Welcome to Technology Short Take #33, the latest in my irregularly-published series of articles discussing various data center technology-related links, articles, rants, thoughts, and questions. I hope that you find something useful here. Enjoy!


  • Tom Nolle asks the question, “Is virtualization reality even more elusive than virtual reality?” It’s a good read; the key thing that I took away from it was that SDN, NFV, and related efforts are great, but what we really need is something that can pull all these together in a way that customers (and providers) reap the benefits.

  • What happens when multiple VXLAN logical networks are mapped to the same multicast group? Venky explains it in this post. Venky also has a great write-up on how the VTEP (VXLAN Tunnel End Point) learns and creates the forwarding table.

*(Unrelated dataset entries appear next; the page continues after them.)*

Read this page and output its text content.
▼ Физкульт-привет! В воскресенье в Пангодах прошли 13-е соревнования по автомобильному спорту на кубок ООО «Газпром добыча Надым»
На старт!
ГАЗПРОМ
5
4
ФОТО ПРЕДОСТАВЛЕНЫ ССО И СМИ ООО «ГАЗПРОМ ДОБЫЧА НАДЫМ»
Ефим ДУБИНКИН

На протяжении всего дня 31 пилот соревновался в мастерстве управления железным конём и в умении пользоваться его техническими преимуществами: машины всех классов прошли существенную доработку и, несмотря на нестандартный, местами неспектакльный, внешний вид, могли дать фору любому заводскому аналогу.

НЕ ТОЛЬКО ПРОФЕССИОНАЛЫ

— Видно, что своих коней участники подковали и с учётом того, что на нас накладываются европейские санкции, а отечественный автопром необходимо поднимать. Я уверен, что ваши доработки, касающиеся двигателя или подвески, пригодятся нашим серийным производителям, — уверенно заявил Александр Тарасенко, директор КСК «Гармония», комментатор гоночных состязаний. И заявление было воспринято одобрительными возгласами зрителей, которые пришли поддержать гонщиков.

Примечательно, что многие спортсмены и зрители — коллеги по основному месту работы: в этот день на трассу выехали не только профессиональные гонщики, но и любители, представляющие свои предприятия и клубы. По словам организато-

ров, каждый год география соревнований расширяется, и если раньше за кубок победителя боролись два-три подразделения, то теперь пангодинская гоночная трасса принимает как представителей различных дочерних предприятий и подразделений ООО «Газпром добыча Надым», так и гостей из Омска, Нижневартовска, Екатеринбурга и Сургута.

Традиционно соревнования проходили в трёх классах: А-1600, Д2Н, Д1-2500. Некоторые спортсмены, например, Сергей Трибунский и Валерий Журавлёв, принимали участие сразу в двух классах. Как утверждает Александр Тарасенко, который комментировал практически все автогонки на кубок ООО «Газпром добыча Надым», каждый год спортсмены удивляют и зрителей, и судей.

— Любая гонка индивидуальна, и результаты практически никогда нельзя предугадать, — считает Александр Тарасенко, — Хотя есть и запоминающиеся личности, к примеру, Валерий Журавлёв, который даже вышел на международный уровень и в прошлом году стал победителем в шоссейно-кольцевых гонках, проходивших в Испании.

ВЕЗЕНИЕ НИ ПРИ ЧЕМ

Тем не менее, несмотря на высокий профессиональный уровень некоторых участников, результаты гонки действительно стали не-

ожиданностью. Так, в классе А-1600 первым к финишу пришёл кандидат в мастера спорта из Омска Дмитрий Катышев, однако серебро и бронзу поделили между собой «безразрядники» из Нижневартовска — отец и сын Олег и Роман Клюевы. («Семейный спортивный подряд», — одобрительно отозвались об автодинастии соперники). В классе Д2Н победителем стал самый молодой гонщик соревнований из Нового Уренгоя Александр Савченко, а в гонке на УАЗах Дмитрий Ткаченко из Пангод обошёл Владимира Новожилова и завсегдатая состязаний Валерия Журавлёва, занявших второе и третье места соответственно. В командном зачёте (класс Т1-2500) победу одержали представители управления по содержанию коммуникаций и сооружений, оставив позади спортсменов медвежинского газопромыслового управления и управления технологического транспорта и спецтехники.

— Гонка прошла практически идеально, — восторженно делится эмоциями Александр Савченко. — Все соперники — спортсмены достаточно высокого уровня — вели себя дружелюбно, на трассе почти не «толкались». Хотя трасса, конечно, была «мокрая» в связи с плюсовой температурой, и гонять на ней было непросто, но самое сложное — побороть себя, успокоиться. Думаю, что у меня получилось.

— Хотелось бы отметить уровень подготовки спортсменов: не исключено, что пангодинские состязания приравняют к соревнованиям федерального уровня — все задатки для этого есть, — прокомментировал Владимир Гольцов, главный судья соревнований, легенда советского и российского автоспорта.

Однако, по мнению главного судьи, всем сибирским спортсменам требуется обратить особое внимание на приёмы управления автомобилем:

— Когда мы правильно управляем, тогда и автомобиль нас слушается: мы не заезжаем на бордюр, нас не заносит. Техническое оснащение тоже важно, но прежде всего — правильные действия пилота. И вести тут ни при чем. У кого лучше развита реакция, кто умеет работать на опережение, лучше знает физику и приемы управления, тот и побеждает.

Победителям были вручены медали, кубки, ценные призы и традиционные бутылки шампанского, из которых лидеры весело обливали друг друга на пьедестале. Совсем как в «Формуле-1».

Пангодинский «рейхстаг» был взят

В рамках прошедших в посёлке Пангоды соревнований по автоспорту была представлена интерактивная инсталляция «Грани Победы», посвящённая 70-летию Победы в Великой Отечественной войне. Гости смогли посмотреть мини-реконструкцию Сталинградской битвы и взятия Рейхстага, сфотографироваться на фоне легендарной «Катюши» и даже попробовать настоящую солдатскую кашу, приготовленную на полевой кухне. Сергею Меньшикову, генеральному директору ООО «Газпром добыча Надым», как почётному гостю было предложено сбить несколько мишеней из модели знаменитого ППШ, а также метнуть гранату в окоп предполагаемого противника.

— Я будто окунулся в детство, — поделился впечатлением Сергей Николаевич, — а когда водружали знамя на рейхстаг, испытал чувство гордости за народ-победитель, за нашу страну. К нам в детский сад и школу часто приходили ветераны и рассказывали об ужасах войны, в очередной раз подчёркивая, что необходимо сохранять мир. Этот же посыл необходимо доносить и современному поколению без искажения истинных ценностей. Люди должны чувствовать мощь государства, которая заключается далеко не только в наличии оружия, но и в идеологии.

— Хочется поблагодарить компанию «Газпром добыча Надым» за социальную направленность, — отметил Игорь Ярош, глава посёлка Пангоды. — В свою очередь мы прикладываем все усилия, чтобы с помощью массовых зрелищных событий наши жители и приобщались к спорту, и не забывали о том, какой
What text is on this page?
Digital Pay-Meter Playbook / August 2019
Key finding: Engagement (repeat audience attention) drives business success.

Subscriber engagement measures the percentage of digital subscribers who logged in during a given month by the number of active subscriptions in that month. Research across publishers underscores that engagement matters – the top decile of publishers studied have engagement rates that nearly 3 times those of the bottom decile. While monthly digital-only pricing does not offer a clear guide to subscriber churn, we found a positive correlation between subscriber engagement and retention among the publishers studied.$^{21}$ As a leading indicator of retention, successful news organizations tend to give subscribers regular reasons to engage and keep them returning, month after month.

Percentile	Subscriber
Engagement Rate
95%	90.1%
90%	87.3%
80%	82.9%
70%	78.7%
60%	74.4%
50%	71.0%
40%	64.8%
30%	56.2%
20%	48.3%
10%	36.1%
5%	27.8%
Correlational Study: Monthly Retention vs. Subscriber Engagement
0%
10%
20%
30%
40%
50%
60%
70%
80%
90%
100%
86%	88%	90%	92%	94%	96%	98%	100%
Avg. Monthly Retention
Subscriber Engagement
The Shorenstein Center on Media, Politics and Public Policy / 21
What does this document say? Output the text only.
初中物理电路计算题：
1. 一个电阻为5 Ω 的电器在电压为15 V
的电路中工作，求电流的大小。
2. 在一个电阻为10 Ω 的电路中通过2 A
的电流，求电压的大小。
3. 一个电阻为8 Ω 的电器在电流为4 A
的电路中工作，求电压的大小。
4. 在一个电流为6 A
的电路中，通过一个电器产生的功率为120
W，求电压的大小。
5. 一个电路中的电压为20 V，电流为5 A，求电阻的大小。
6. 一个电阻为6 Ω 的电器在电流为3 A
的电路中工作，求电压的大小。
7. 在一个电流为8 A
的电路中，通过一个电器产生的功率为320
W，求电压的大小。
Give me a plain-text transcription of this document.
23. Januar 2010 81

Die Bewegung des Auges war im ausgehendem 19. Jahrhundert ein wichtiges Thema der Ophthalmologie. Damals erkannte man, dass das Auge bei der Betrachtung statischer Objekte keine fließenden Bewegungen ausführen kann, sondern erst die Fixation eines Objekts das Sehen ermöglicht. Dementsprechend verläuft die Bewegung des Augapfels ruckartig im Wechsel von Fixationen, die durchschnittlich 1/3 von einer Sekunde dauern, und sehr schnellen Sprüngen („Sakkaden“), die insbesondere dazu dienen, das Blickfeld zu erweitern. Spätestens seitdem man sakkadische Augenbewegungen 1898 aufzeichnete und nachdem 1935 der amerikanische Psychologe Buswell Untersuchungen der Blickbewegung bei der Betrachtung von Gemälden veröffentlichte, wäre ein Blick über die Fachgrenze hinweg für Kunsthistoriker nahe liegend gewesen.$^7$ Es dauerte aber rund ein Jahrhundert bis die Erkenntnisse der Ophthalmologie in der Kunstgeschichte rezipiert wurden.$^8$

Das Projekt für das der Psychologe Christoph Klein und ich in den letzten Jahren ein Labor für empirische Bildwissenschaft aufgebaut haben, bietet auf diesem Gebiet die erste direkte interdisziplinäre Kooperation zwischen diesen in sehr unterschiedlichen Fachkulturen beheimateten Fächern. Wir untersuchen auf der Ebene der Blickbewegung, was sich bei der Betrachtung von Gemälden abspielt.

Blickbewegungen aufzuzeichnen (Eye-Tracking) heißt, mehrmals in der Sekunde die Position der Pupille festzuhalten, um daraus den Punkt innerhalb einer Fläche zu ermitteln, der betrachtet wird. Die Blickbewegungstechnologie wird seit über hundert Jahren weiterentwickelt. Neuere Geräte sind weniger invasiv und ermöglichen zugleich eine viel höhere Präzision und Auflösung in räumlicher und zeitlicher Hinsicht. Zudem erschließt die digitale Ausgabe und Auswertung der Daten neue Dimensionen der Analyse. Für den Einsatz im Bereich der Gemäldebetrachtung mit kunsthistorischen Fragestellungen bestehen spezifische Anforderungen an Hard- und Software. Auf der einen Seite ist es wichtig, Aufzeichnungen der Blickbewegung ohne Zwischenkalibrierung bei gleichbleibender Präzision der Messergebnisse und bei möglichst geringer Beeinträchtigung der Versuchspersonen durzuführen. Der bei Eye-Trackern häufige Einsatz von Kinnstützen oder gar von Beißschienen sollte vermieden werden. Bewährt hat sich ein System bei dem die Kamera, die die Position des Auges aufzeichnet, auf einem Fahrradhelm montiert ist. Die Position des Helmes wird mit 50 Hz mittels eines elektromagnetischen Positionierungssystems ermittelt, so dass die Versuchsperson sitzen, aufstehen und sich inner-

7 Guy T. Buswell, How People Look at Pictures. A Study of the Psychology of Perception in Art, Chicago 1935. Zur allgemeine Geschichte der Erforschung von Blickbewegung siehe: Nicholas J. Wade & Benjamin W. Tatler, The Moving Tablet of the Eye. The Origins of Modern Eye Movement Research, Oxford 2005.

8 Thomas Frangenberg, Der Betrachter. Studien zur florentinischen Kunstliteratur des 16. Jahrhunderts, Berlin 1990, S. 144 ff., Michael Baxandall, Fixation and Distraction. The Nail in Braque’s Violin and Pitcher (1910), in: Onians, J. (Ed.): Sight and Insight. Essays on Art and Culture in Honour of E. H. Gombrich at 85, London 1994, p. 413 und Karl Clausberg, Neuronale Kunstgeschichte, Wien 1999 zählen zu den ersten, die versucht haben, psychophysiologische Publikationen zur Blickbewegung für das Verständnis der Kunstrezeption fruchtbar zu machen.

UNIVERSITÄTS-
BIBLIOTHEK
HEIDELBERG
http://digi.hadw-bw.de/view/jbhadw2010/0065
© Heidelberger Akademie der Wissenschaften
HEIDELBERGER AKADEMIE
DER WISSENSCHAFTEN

  • This post by Ranga Maddipudi shows you how to use App Firewall in conjunction with VXLAN logical networks.

  • Jason Edelman is on a roll with a couple of great blog posts. First up, Jason goes off on a rant about network virtualization, briefly hitting topics like the relationship between overlays and hardware, the role of hardware in network virtualization, the changing roles of data center professionals, and whether overlays are the next logical step in the evolution of the network. I particularly enjoyed the snippet from the post by Bill Koss. Next, Jason dives a bit deeper on the relationship between network overlays and hardware, and shares his thoughts on where it does—and doesn’t—make sense to have hardware terminating overlay tunnels.

  • Another post by Tom Nolle explores the relationship—complicated at times—between SDN, NFV, and the cloud. Given that we define the cloud (sorry to steal your phrase, Joe) as elastic, pooled resources with self-service functionality and ubiquitous access, I can see where Tom states that to discuss SDN or NFV without discussing cloud is silly. On the flip side, though, I have to believe that it’s possible for organizations to make a gradual shift in their computing architectures and processes, so one almost has to discuss these various components individually, because to tie them all together makes it almost impossible. Thoughts?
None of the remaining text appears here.